Prepare to do exactly what mother always forbids. Take a peek at what’s coming for Christmas.
A prime way to accomplish this: Look at the trends reflected in back-to-school shopping. It’s the second largest shopping time of the year, behind only the frenzy seen during Christmas. Businesses prospering in August will likely see full stores again a few months from now, when thoughts are as much on little Johnny’s stocking as the departure time of his school bus.
Sure enough, Deutsche Bank analyst Charles Grom found that, in the last decade, the tenor of the consumer portrayed in August and September sales reports shows up again in holiday shopping a whopping 80% of the time. Some clarification, Grom gathered this data point by reviewing figures from his coverage universe. Fortunately, the group is a collection of bellwether retailers, like Wal-Mart and Target, that often neatly underscore consumer sentiment.

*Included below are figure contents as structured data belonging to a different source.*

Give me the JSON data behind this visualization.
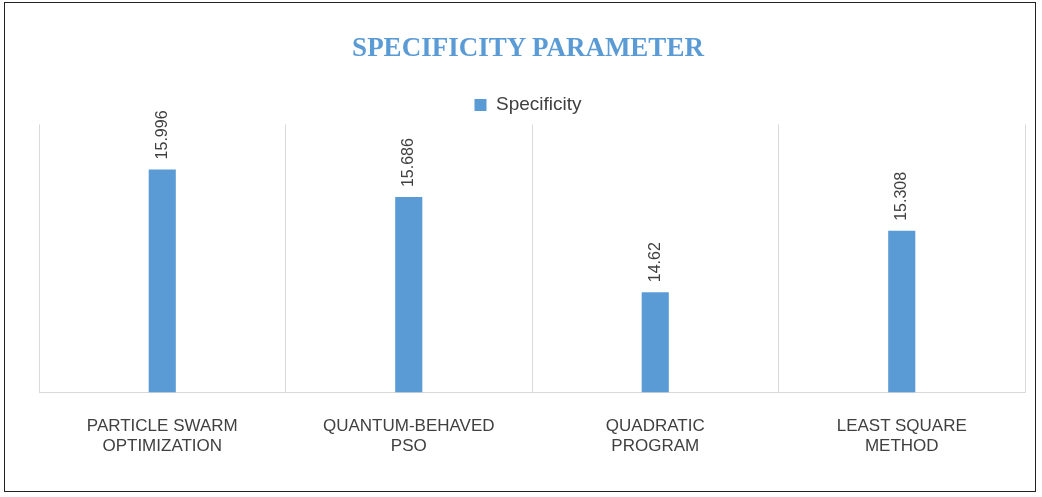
{
  "chart_data": {
    "type": "bar",
    "title": "SPECIFICITY PARAMETER",
    "categories": [
      "PARTICLE SWARM OPTIMIZATION",
      "QUANTUM-BEHAVED PSO",
      "QUADRATIC PROGRAM",
      "LEAST SQUARE METHOD"
    ],
    "series": [
      {
        "name": "Specificity",
        "color": "#5b9bd5",
        "values": [
          15.996,
          15.686,
          14.62,
          15.308
        ]
      }
    ],
    "ylim": [
      13.5,
      16.5
    ],
    "relative": false,
    "data_labels": true,
    "grid": "x",
    "legend": "top",
    "tick_labels": "x"
  }
}
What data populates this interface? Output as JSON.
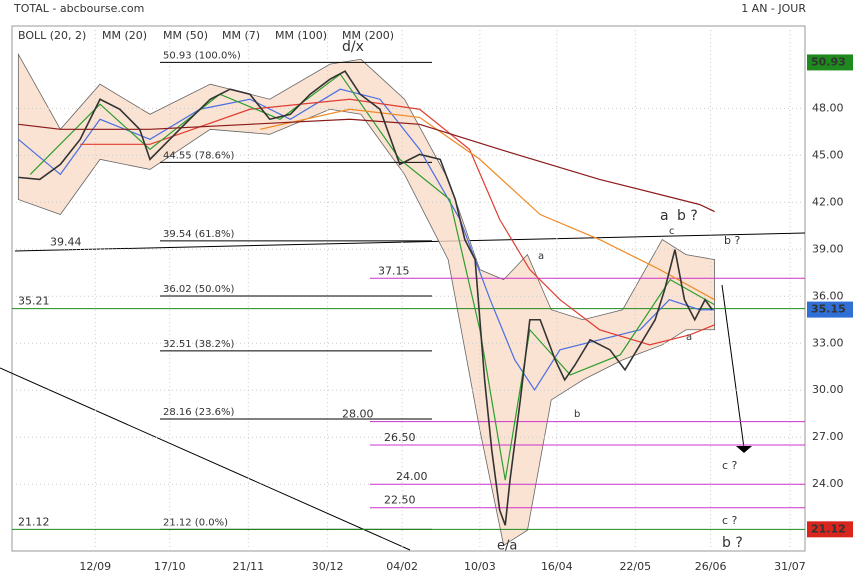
{
  "chart_data": {
    "type": "line",
    "title": "TOTAL - abcbourse.com",
    "subtitle": "1 AN - JOUR",
    "xlim": [
      0,
      100
    ],
    "ylim": [
      19.8,
      53.0
    ],
    "grid": true,
    "xticks": [
      {
        "value": 10.5,
        "label": "12/09"
      },
      {
        "value": 19.9,
        "label": "17/10"
      },
      {
        "value": 29.8,
        "label": "21/11"
      },
      {
        "value": 39.8,
        "label": "30/12"
      },
      {
        "value": 49.2,
        "label": "04/02"
      },
      {
        "value": 59.0,
        "label": "10/03"
      },
      {
        "value": 68.7,
        "label": "16/04"
      },
      {
        "value": 78.6,
        "label": "22/05"
      },
      {
        "value": 88.1,
        "label": "26/06"
      },
      {
        "value": 98.1,
        "label": "31/07"
      }
    ],
    "yticks": [
      {
        "value": 24,
        "label": "24.00"
      },
      {
        "value": 27,
        "label": "27.00"
      },
      {
        "value": 30,
        "label": "30.00"
      },
      {
        "value": 33,
        "label": "33.00"
      },
      {
        "value": 36,
        "label": "36.00"
      },
      {
        "value": 39,
        "label": "39.00"
      },
      {
        "value": 42,
        "label": "42.00"
      },
      {
        "value": 45,
        "label": "45.00"
      },
      {
        "value": 48,
        "label": "48.00"
      }
    ],
    "price": {
      "color": "#333333",
      "x": [
        0.8,
        3.5,
        6.1,
        8.6,
        11.1,
        13.6,
        16.1,
        17.4,
        19.9,
        22.4,
        25.0,
        27.5,
        30.0,
        32.5,
        35.1,
        37.6,
        40.1,
        42.0,
        43.9,
        46.4,
        48.9,
        51.4,
        54.0,
        55.9,
        57.1,
        58.4,
        59.6,
        60.5,
        61.5,
        62.2,
        62.8,
        64.1,
        65.3,
        66.6,
        68.5,
        69.7,
        71.0,
        72.9,
        75.4,
        77.3,
        79.2,
        81.1,
        82.3,
        83.6,
        84.8,
        86.1,
        87.4,
        88.3
      ],
      "values": [
        43.59,
        43.46,
        44.42,
        46.02,
        48.58,
        47.94,
        46.66,
        44.74,
        46.02,
        47.3,
        48.58,
        49.22,
        48.9,
        47.3,
        47.62,
        48.9,
        49.86,
        50.37,
        48.9,
        47.94,
        44.42,
        45.06,
        44.74,
        42.18,
        39.62,
        38.34,
        30.66,
        26.18,
        22.34,
        21.38,
        24.26,
        29.38,
        34.5,
        34.5,
        31.94,
        30.66,
        31.62,
        33.22,
        32.58,
        31.3,
        32.9,
        34.5,
        36.42,
        38.98,
        35.78,
        34.5,
        35.78,
        35.14
      ]
    },
    "band": {
      "name": "BOLL (20, 2)",
      "color": "#f9dcc8",
      "x": [
        0.8,
        6.1,
        11.1,
        17.4,
        25.0,
        32.5,
        40.1,
        44.0,
        49.5,
        55.0,
        59.0,
        62.0,
        65.0,
        68.0,
        72.0,
        77.0,
        82.0,
        85.0,
        88.6
      ],
      "upper": [
        51.45,
        46.66,
        49.54,
        47.62,
        49.54,
        48.58,
        50.82,
        51.13,
        48.58,
        43.46,
        37.7,
        37.06,
        38.66,
        35.14,
        34.5,
        35.14,
        39.62,
        38.66,
        38.34
      ],
      "lower": [
        42.18,
        41.22,
        44.74,
        44.1,
        46.66,
        46.34,
        47.94,
        47.62,
        43.78,
        38.34,
        27.46,
        20.1,
        21.06,
        29.38,
        30.66,
        31.94,
        32.9,
        33.86,
        33.86
      ]
    },
    "series": [
      {
        "name": "MM (20)",
        "color": "#4a6fe3",
        "x": [
          0.8,
          6.1,
          11.1,
          17.4,
          23.7,
          30.0,
          35.1,
          41.4,
          46.4,
          51.4,
          56.5,
          60.3,
          63.4,
          65.9,
          69.1,
          74.1,
          79.2,
          82.9,
          86.7,
          88.6
        ],
        "values": [
          46.02,
          43.78,
          47.3,
          46.02,
          47.94,
          48.58,
          47.3,
          49.22,
          48.58,
          45.38,
          40.9,
          35.78,
          31.94,
          30.02,
          32.58,
          33.22,
          33.86,
          35.78,
          35.14,
          35.14
        ]
      },
      {
        "name": "MM (50)",
        "color": "#e03c31",
        "x": [
          8.6,
          17.4,
          30.0,
          42.6,
          51.4,
          57.7,
          61.5,
          65.3,
          69.1,
          74.1,
          80.4,
          85.5,
          88.6
        ],
        "values": [
          45.7,
          45.7,
          47.94,
          48.58,
          47.94,
          45.38,
          40.9,
          37.7,
          35.78,
          33.86,
          32.9,
          33.54,
          34.18
        ]
      },
      {
        "name": "MM (7)",
        "color": "#2e9e2e",
        "x": [
          2.3,
          11.1,
          17.4,
          26.2,
          33.8,
          41.4,
          48.9,
          55.2,
          59.0,
          62.2,
          65.3,
          70.4,
          76.7,
          83.0,
          88.6
        ],
        "values": [
          43.78,
          48.26,
          45.38,
          48.9,
          47.3,
          50.18,
          44.74,
          42.18,
          33.86,
          24.26,
          33.86,
          30.98,
          32.26,
          37.06,
          35.46
        ]
      },
      {
        "name": "MM (100)",
        "color": "#f08a24",
        "x": [
          31.3,
          42.6,
          51.4,
          59.0,
          66.6,
          74.1,
          81.7,
          88.6
        ],
        "values": [
          46.66,
          47.94,
          47.42,
          44.74,
          41.22,
          39.62,
          37.7,
          35.78
        ]
      },
      {
        "name": "MM (200)",
        "color": "#8b1a1a",
        "x": [
          0.8,
          6.1,
          17.4,
          30.0,
          42.6,
          51.4,
          61.5,
          74.1,
          86.7,
          88.6
        ],
        "values": [
          46.98,
          46.66,
          46.66,
          46.98,
          47.3,
          46.98,
          45.38,
          43.46,
          41.86,
          41.41
        ]
      }
    ],
    "fib_levels": [
      {
        "value": 50.93,
        "label": "50.93  (100.0%)"
      },
      {
        "value": 44.55,
        "label": "44.55  (78.6%)"
      },
      {
        "value": 39.54,
        "label": "39.54  (61.8%)"
      },
      {
        "value": 36.02,
        "label": "36.02  (50.0%)"
      },
      {
        "value": 32.51,
        "label": "32.51  (38.2%)"
      },
      {
        "value": 28.16,
        "label": "28.16  (23.6%)"
      },
      {
        "value": 21.12,
        "label": "21.12  (0.0%)"
      }
    ],
    "targets": [
      37.15,
      {
        "value": 28.0,
        "label": "28.00"
      },
      {
        "value": 26.5,
        "label": "26.50"
      },
      {
        "value": 24.0,
        "label": "24.00"
      },
      {
        "value": 22.5,
        "label": "22.50"
      }
    ],
    "supports": [
      35.21,
      21.12
    ],
    "trend_label": 39.44,
    "badges": [
      {
        "value": 50.93,
        "color": "#1e8a1e"
      },
      {
        "value": 35.15,
        "color": "#2f6fd6"
      },
      {
        "value": 21.12,
        "color": "#d8261e"
      }
    ],
    "wave_labels": [
      "d/x",
      "e/a",
      "a",
      "b",
      "c",
      "a",
      "b ?",
      "b ?",
      "c ?",
      "c ?",
      "b ?",
      "a"
    ]
  }
}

So far, August was a positive time for nearly all. Sales at established retail locations rose 3.6% last month, surpassing estimates of 2%. But, as in past months, the greatest gains came for discount and luxury stores. Why? Businesses focused on markdowns and value attract the budget-conscious middle class. Meantime, wealthy shoppers haven’t cut back as much during the recent economic slide.
It is a bit much to hope consumers have completely recovered, though, says Ron Friedman, a Marcum retail consultant. “I’m cautious about the holiday season, I think it’ll be OK…but I don’t think it will be anything to write home about,” he says. The latest number from the Consumer Confidence Index echoes Friedman’s fears. The index last month hit a nine-year month low.

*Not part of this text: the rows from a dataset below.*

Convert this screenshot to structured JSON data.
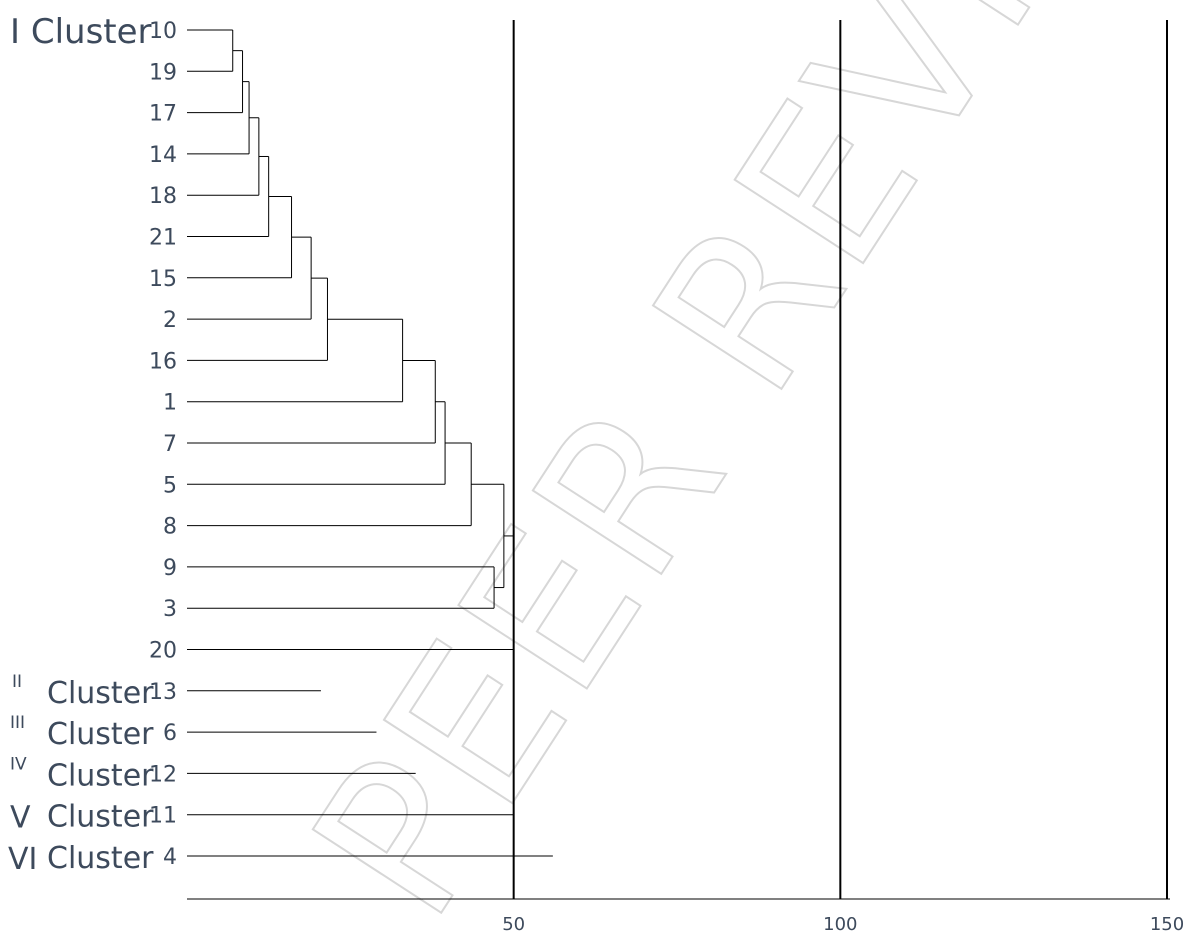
{
  "watermark": "PEER REVIEW",
  "chart_data": {
    "type": "dendrogram",
    "xlim": [
      0,
      150
    ],
    "x_ticks": [
      50,
      100,
      150
    ],
    "reference_lines": [
      50,
      100,
      150
    ],
    "leaves": [
      "10",
      "19",
      "17",
      "14",
      "18",
      "21",
      "15",
      "2",
      "16",
      "1",
      "7",
      "5",
      "8",
      "9",
      "3",
      "20",
      "13",
      "6",
      "12",
      "11",
      "4"
    ],
    "merges": [
      {
        "join": [
          "10",
          "19"
        ],
        "height": 7
      },
      {
        "join": [
          "10-19",
          "17"
        ],
        "height": 8.5
      },
      {
        "join": [
          "10-17",
          "14"
        ],
        "height": 9.5
      },
      {
        "join": [
          "10-14",
          "18"
        ],
        "height": 11
      },
      {
        "join": [
          "10-18",
          "21"
        ],
        "height": 12.5
      },
      {
        "join": [
          "10-21",
          "15"
        ],
        "height": 16
      },
      {
        "join": [
          "10-15",
          "2"
        ],
        "height": 19
      },
      {
        "join": [
          "10-2",
          "16"
        ],
        "height": 21.5
      },
      {
        "join": [
          "10-16",
          "1"
        ],
        "height": 33
      },
      {
        "join": [
          "10-1",
          "7"
        ],
        "height": 38
      },
      {
        "join": [
          "10-7",
          "5"
        ],
        "height": 39.5
      },
      {
        "join": [
          "10-5",
          "8"
        ],
        "height": 43.5
      },
      {
        "join": [
          "9",
          "3"
        ],
        "height": 47
      },
      {
        "join": [
          "10-8",
          "9-3"
        ],
        "height": 48.5
      },
      {
        "join": [
          "10-3",
          "20"
        ],
        "height": 50
      }
    ],
    "singleton_stems": [
      {
        "leaf": "13",
        "length": 20.5
      },
      {
        "leaf": "6",
        "length": 29
      },
      {
        "leaf": "12",
        "length": 35
      },
      {
        "leaf": "11",
        "length": 50
      },
      {
        "leaf": "4",
        "length": 56
      }
    ],
    "clusters": [
      {
        "roman": "I",
        "word": "Cluster",
        "members": [
          "10",
          "19",
          "17",
          "14",
          "18",
          "21",
          "15",
          "2",
          "16",
          "1",
          "7",
          "5",
          "8",
          "9",
          "3",
          "20"
        ]
      },
      {
        "roman": "II",
        "word": "Cluster",
        "members": [
          "13"
        ]
      },
      {
        "roman": "III",
        "word": "Cluster",
        "members": [
          "6"
        ]
      },
      {
        "roman": "IV",
        "word": "Cluster",
        "members": [
          "12"
        ]
      },
      {
        "roman": "V",
        "word": "Cluster",
        "members": [
          "11"
        ]
      },
      {
        "roman": "VI",
        "word": "Cluster",
        "members": [
          "4"
        ]
      }
    ]
  }
}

Clouding Friedman’s forecast further: the election. It’s too close to know who will win, and that, he says, leaves a large unknown awaiting consumers.
As for which specific stocks could see a bright and merry time, Steven Roge, who leads the Roge Partners Fund, believes Coach, the luxury leather, can leave recent troubles behind. He sees the stock’s valuation as a substantial plus. After a large sell-off, shares today go for a low $57. Analysts expect Coach to earn $3.85 a share in its fiscal 2013 and $4.43 a share the year after. That means Coach fetches 14.9 times and 13 times estimates, respectively. “We think the market is handing us an opportunity to buy a flagship brand at a discounted rate,” says Roge.
A strong balance sheet also supports the case for owning Coach. The company ended its latest fiscal year, in June, with nearly $1 billion in cash, a four-year high. Debt remains a none-issue. And Roge expects Coach to grow free cash flow past last year’s record level—more than $1 billion—at 12% to 15% annually.
Not everyone can shop at Coach, though. Most Americans are focused on making their dollars last. It makes sense to invest in businesses helping them do just that. This is why Chase Investment Counsel’s Edward Painvin favors Target. The discount big-box retailer’s Red Card program, a store credit card that takes 5% off a bill, is growing in popularity. Target management, in fact, recently raised its outlook and issued a new goal: It aims to have 30% of all customers using the card.
Target could see a number of easy year-over-year comparisons in 2013, after incurring costs related to an expansion into Canada this year. What’s more, the stock sells at a reasonable 14.6 times expectations for this year’s earnings. “And if you look at 2013, it becomes even more attractive,” says Painvin, manager of the Chase Growth fund. Target goes for 13.1 next year’s earnings.
For sure, Target customers are a loyal bunch. At the core, a group of middle-tier folks, making about $100,000 a year, who routinely flood the store. Target sees 50% of sales come from 10% of customers, UBS estimates. This established loyalty helps to fortify Target’s competitive advantage.
Allocate some cash toward the competitors best positioned to lure away Target’s customers, Painvin suggests. This includes Ross Stores and T.J. Maxx. Both now offer products better attune to the general public, Painvin says, lowering the risk of needing promotions to clear too much inventory. “It makes their whole offering more relevant. These guys have executed very well, and the price points are very attractive.”
Not everyone will use cash to pay for purchases this fall, nor this winter, certainly. The Frank Value Fund’s Brian Frank is attracted to credit companies like American Express, as well as eBay, the operator of PayPal. While consumers have cut back on credit-card debt recently, a bid to shelter themselves from the economic uncertainty, it’s likely to pick back up once Americans feel more comfortable spending.
Plus, buying American Express and eBay offers a way to catch retail trends but avoids companies with stores to manage and substantial overhead. And if there’s inflation, credit-card companies have proven resilient at raising prices. “They can weather a money-printing storm,” Frank says, which we think might be on the horizon.” He adds, “There’s less cash in the world everyday, and more people are using mobile phones, credit cards, debit cards.”
Keep your eye on where proud parents shopped for Susie’s pencils and Tommy’s new sneakers. Soon enough, they’ll be thinking more about Santa than the school-day.